Sekelompok masyarakat kaya yang hidup bermewah-mewah, yang membeli makanan tak pernah habis dimakan lalu dibuang di tong sampah. Orang-orang miskin yang menjadi gelandangan memungutinya untuk mengganjal perut seharian. Sekelompok masyarakat yang menampakkan mobil mewah di hadapan anak-anak yang berpeluh di jalanan. Berbelanja di mal-mal di tengah gelandangan yang merintih kesakitan. Mendirikan rumah bertingkat-tingkat meskipun di sebelahnya terdapat bangunan reot yang dihuni sekelompok masyarakat miskin.

Para penyelenggara negara pun seolah-olah membutakan mata. Para elite menyiasati anggaran negara untuk melipatkan gaji dan tunjangan di tengah anak-anak putus sekolah. Para elite pun menyaksikan jutaan rakyat terjerat kemelaratan, tetapi itu hanya dijadikan tema berebut kursi kekuasaan. Di mulut mengatakan anggaran negara terbatas, tetapi tanpa bersalah plesiran ke negeri manca. Berbelanja ke luar negeri dengan harga berbandrol tinggi, padahal masih dijumpai penduduk yang terlilit kelaparan. Elite kekuasaan begitu bangganya melakukan korupsi yang berdampak kian menjeritnya derita masyarakat miskin.

Pada titik ini, saatnya kita untuk menyalakan jiwa sosial. Kebersamaan sebagai sebuah masyarakat-bangsa harus lebih substantif. Begitu banyak di antara kita yang tekun menjalani ritual keagamaan, tetapi kita hidup bukan untuk membangun kesalehan pribadi semata. Laku spiritual yang berlandaskan keimanan kepada Tuhan tidaklah bermakna tanpa gerak amal dalam kehidupan. Kesenjangan dan ketimpangan sosial adalah kesalahan kita yang tak mampu menyadari kehadiran sesama dan realitas sosial.

Kepedulian, solidaritas, dan empati sosial haruslah berjangka panjang. Bukankah anak-anak jalanan masih memiliki tetangga yang berkecukupan? Ada sekelompok masyarakat kaya yang seharusnya bisa turut membantu anak-anak yang kesulitan biaya sekolah. Sekelompok masyarakat yang berkecukupan hendaknya saling membantu dan menanggung beban penderitaan dengan sekelompok masyarakat miskin di sekitarnya.

Jiwa sosial mengarahkan kita membangun kehidupan. Membebaskan sekelompok masyarakat miskin dari keterpurukan dan ketidakberdayaan merupakan sebentuk ibadah. Kita perlu memanusiakan manusia, menghargai keberadaan manusia lainnya sebagai bagian dari kita. Jiwa sosial menghendaki kita merasakan denyut kehidupan masyarakat yang masih diselimuti kenestapaan, lalu bertindak memerdekakannya agar sejahtera.

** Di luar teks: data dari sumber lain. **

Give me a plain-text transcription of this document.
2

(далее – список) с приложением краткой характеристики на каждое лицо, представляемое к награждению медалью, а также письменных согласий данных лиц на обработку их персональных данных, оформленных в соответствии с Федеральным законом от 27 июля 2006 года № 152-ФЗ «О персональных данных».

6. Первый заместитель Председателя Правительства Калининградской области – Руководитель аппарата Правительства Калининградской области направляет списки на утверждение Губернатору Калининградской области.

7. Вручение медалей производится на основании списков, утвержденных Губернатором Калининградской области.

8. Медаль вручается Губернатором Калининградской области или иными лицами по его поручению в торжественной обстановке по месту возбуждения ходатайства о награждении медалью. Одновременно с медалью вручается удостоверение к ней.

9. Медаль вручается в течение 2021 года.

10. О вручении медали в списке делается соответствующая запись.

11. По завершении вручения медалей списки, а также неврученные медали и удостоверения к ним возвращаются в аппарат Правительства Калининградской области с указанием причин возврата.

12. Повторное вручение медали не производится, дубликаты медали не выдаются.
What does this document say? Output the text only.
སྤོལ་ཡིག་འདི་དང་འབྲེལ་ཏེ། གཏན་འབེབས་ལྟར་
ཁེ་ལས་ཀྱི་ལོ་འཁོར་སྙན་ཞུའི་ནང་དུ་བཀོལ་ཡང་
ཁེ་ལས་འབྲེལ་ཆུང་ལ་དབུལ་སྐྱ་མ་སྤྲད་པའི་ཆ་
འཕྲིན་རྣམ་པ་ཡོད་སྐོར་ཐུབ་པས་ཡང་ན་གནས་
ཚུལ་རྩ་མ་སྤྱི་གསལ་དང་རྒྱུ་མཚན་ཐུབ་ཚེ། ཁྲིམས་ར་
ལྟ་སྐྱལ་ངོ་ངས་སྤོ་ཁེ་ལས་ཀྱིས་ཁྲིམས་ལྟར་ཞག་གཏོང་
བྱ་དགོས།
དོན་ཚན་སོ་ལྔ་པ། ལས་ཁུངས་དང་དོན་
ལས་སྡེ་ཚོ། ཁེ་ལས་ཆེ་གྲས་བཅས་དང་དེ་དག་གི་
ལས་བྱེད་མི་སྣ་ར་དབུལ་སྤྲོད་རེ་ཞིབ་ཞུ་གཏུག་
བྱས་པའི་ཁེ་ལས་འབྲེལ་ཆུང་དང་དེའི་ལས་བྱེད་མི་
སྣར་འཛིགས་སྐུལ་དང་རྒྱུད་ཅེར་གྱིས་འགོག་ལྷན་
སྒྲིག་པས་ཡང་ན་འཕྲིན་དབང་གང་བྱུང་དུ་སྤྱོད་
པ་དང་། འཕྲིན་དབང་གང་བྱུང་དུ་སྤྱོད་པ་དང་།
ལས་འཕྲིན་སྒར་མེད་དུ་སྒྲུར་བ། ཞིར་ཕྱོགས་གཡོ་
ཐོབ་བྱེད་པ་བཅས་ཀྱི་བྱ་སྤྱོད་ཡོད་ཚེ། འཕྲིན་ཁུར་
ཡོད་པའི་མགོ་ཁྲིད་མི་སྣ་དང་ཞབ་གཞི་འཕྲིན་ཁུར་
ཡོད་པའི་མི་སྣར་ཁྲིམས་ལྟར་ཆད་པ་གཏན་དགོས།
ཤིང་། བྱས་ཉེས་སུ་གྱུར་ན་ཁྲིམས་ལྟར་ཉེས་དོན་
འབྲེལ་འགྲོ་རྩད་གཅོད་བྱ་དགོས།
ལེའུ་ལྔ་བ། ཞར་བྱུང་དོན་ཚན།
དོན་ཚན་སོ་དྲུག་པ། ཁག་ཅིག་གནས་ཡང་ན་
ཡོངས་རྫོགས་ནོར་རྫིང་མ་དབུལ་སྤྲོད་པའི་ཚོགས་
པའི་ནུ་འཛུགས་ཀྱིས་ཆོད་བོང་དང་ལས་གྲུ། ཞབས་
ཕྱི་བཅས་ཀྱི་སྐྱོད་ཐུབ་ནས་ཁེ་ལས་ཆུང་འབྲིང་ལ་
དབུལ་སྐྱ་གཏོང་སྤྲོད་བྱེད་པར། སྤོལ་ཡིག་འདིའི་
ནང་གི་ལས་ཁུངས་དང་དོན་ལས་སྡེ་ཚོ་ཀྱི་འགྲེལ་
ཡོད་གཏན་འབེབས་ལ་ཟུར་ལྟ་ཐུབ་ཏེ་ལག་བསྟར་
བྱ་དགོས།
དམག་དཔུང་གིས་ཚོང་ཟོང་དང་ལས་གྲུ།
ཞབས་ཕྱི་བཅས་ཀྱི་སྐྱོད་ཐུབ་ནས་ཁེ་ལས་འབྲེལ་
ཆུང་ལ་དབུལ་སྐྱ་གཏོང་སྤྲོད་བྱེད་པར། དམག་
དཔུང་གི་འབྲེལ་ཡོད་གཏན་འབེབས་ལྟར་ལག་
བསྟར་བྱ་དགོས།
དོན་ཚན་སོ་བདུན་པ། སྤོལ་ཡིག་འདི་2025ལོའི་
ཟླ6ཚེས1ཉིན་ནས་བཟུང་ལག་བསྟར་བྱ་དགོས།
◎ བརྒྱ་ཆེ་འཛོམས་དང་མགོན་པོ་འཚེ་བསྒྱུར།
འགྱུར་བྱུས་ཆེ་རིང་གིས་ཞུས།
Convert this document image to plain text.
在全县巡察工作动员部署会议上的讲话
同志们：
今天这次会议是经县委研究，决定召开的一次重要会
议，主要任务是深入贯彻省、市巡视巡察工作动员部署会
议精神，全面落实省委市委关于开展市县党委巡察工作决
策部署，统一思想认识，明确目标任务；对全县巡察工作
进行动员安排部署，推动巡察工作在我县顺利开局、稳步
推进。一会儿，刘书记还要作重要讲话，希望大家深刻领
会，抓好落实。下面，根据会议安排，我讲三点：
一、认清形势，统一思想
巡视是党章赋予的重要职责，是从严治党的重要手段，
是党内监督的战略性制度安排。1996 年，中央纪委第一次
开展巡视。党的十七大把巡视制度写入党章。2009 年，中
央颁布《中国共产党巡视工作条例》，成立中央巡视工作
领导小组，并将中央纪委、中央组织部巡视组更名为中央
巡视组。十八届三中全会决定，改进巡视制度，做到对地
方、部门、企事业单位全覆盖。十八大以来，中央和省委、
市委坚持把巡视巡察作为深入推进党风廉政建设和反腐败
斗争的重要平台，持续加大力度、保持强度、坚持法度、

Begitu pula para penyelenggara negara berkewajiban dan memiliki tanggung jawab mengatasi kemiskinan dengan membangun sistem yang berkeadilan sosial. Stop korupsi! Karena, korupsi merupakan sebentuk pelanggaran amanat Tuhan yang menyebabkan masyarakat menderita. Wallahu a'lam.